I'm also not expecting individual calibers, since damage modifiers (armor piercing, physical vs chemical vs fire ... as seen by the armor/protective types shown on gear) seem to be based on the weapon, not it's ammunition...
Yes. The gun nut in me hates unlimited mags. The gamer in me is SUPER GRATEFUL. Carrying 10 30 rnd mags around, taking up inventory space, urgh.
Well, this is late, so not really a suggestion at this stage, but just a discussion for the future.
Why do games focus on guns instead of ammo? Truly, I think a much better way of creating good (especially physical) gun mechanics is to create ammo that does a base damage, damage type (AP, hollow point, incendiary, EMP...whatever), and then develop delivery packages for that ammo type. Sort of...like guns...if I'm understanding how modern firearms are developed.

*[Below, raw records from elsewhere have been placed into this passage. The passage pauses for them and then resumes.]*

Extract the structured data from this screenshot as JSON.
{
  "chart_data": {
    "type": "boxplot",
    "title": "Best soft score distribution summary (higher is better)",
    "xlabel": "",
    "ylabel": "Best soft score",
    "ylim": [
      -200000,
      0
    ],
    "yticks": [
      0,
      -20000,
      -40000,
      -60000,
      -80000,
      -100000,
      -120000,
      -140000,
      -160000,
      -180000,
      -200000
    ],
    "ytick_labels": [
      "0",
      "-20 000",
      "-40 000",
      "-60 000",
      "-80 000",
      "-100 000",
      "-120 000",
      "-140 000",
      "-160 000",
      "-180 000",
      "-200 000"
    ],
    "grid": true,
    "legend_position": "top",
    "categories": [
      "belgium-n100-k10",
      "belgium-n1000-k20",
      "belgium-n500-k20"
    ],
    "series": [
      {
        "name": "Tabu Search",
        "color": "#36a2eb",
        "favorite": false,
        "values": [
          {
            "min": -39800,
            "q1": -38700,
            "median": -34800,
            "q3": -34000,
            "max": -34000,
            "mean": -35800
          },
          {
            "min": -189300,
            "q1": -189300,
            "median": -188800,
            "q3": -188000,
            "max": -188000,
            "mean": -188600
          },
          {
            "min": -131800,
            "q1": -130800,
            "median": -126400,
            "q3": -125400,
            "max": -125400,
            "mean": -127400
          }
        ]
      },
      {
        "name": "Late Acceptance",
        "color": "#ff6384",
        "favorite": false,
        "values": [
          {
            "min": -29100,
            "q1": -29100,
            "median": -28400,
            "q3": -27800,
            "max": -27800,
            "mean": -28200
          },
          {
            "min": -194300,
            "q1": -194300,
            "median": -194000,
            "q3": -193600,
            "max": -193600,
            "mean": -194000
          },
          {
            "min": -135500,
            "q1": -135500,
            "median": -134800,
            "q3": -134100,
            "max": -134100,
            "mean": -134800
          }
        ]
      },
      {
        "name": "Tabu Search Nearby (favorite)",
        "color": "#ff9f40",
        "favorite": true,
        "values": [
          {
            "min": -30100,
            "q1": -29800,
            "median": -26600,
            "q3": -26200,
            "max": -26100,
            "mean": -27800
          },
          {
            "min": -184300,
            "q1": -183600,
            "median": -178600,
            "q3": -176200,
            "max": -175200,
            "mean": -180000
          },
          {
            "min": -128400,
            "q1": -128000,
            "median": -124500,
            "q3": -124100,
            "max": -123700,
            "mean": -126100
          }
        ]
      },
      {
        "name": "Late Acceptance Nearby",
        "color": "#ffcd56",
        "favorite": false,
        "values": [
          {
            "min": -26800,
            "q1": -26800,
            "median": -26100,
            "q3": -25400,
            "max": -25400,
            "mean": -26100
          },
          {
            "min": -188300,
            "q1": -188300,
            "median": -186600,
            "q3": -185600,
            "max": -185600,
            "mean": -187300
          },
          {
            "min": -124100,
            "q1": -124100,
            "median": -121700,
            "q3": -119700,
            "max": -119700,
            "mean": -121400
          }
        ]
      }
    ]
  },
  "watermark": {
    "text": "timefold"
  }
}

So, I'll pick the type of damage I want to do (up-front stopping power, elemental, non-lethal, etc.) then choose a weapon that handles that damage the way I want for my character or the situation at hand (precision, sustained fire, area saturation, etc.) Thus, the "gun" doesn't do any additional damage, it simply affects things like rate of fire, accuracy over range, how quickly I can hoist the weapon to sight targets, the amount of recoil I have to deal with, how likely the weapon is to overheat and jam, etc.
"Skills" and "Abilities" then manage the secondary concerns. Training with pistols mitigates the spread of bullets when fired quickly. Training in rifles means I can snap the sights up more quickly and maybe auto-drop-and-switch to a pistol if I run out of ammo. Training in heavy weapons lets me ready, reload, and clear jams much more efficiently. However, nothing affects the "damage" I cause except switching ammunition types.
And that creates some fun, as Sard mentions, with managing inventory and bringing what I know I'll need to get the job done "my (character's) way". I think that's easier to balance and more immersive than, "This pistol does +20 more DPS than that one. Because it's blue, not green."